During the second half of the Victorian Period, also known as the Industrial Revolution, working husbands would return home exhausted from a long day’s work. Their wife or maid would set the table with meats, bread, butter, pickles, cheese, and the drink of choice, tea. Because the meal was eaten at a high, dining table rather than the low, Aristocratic tea table, it was termed “High” tea.

By the time we were seated in the Fernwood Tea Room, with a round, cherry-wooden table, and surrounded with period paintings of children in elegant frocks and countryside scenes, I wanted to ask for my petticoat.

It is said that “Afternoon” tea was created by Anne, Duchess of Bedford. In the late 1830s, the English normally had two meals: breakfast in the morning and dinner late at night. Anne was said to have had a “sinking feeling” during the long gap between meals, and requested for her ladies-in-waiting to bring her light sandwiches and tea in the late afternoon. She began to invite others to join her during her Afternoon Tea and thus, started a tradition.

The most difficult part in choosing a tea from the menu was that the variety and selection was outstanding: the menu stemmed from very traditional black and green teas, to exquisitely flavored and aromatic loose teas. I became partial to the loose-leaf Chocolate Mint Black Tea, so I went with that one as my first choice.

While we were deciding what to order, the owner of the inn, Liz Sullivan, came to see our table. She was well acquainted and kept in touch with most of her frequent customers, including my boyfriend’s parents. When I spoke to Liz Sullivan later about the High Tea Service and the inn and itself, she emphasized that their chef made the experience unique.
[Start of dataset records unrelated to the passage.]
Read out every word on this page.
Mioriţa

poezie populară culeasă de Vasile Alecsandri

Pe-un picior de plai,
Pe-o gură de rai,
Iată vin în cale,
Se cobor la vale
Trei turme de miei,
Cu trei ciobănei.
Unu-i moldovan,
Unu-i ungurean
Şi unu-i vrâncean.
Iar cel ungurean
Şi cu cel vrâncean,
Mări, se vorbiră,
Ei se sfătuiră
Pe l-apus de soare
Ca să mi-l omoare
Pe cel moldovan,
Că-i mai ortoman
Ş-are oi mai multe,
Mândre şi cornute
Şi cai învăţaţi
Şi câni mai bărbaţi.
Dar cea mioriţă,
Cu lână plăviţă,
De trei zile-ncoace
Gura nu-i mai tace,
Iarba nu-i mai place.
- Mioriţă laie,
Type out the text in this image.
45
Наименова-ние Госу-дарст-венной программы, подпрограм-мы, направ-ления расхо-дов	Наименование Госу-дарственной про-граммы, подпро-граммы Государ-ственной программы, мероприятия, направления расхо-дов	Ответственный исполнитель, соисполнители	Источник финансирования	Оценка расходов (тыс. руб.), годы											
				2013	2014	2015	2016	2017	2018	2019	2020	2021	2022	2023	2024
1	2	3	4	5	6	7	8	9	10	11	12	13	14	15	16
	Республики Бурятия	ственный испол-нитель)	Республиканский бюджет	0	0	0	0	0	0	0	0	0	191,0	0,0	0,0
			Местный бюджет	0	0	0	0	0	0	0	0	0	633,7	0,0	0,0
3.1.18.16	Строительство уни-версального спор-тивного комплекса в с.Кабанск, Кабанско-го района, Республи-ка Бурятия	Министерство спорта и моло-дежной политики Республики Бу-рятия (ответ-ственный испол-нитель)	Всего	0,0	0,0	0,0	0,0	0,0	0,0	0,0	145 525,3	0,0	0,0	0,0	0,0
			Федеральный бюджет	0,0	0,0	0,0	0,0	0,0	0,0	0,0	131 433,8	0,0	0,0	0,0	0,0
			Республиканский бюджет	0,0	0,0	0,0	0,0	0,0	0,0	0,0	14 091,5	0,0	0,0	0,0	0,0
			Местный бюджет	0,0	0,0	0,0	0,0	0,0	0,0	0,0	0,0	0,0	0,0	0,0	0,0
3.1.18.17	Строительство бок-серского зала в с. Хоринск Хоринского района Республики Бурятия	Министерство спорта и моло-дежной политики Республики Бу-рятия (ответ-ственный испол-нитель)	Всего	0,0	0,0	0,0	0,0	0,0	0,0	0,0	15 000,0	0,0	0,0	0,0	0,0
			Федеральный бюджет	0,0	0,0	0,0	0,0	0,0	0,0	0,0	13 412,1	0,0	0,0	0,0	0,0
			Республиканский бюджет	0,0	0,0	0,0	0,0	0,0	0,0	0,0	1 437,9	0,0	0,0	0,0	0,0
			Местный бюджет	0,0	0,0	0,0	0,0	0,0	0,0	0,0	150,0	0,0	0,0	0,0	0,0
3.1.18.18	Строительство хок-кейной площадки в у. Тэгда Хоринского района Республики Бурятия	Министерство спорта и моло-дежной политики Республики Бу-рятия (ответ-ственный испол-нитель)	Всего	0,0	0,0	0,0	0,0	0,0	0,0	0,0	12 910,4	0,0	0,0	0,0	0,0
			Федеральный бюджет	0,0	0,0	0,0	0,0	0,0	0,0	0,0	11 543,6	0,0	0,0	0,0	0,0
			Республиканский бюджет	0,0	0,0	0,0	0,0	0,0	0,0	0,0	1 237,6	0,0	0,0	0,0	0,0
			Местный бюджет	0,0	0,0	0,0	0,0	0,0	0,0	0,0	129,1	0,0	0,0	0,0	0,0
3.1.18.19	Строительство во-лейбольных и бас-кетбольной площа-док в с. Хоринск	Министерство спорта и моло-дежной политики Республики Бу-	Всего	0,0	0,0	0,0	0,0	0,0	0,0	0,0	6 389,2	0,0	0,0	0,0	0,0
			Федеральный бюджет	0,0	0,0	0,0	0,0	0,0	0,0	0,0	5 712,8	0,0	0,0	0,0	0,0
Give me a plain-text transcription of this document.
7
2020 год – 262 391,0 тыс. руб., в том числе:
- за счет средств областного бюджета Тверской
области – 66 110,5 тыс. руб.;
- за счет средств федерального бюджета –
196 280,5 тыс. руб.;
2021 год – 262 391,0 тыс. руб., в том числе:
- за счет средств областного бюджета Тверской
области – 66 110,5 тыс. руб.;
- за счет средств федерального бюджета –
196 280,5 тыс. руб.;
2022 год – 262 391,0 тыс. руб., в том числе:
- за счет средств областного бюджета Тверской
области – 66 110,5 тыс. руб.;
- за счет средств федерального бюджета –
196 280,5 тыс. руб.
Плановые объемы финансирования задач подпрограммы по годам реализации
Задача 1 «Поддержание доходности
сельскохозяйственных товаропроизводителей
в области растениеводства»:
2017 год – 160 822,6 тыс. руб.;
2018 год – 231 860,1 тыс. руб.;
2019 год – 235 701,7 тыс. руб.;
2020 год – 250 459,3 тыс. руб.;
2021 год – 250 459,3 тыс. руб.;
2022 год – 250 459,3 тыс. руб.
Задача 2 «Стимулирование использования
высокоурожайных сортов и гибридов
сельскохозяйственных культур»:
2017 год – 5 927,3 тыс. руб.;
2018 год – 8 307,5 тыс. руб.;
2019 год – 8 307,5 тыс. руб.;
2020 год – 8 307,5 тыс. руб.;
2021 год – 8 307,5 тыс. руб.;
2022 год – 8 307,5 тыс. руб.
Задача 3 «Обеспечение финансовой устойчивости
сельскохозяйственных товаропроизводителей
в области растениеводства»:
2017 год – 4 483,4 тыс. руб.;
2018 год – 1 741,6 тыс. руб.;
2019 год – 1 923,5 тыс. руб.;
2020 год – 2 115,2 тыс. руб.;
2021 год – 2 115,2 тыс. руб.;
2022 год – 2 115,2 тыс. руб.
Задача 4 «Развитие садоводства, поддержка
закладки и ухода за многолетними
“Our chef is well trained and an expert baker. The food is paramount to a good tea, and the service must be equally as captivating,” Liz said. “It’s a comforting and culturally influenced ritual. We present everything in an elegant, yet relaxed way. You still feel the Pittsburgh charm.”

Indeed, even the layout of the table was perfectly created. The silverware that was brought out was beautiful, decorated in gold and flowers. Now, I usually drink my tea without any add-ons, but the server recommended that I add a little milk and honey to my tea. It smelled like chocolate cake, and the add-ons truly brought out the flavor of the chocolate and the mint. I’m a very easily amused girl, so the fact that the sugar was given to us in sugar cubes and the honey in little plastic tubes sent me over the edge.

Since then, “High” and “Afternoon” Tea has evolved into what is served in many English Tea establishments throughout the United States. My experience at the Inn on Negley would have been traditionally notated as an “Afternoon” Tea. It was sometimes known as “Low” Tea because guests were seated in low armchairs with low side-tables on which they would place their cups and saucers.

After I finished two (or maybe three) cups of my chocolate-y tea, the server encouraged all of us to sample more teas. I opted for a more traditional green tea, just as the server brought out marmalade and cherry jam in little, silver bowls. Then, a tiered cake stand of cucumber or egg and mustard cress sandwiches, scones with jam and cream, and a selection of pastries and small cakes followed. We each sampled the dishes, marveling at how such fresh, simple ingredients could taste so delicious. Perhaps it was the inclusion of the delicious food, or the wonderful company, or the piping hot and aromatic tea, or maybe the beautiful and historic atmosphere, but as our High Tea began to wind down, I felt that I had learned more about tea drinking in the past hour than I had in my lifetime.

All at once, I felt regal and perfectly content.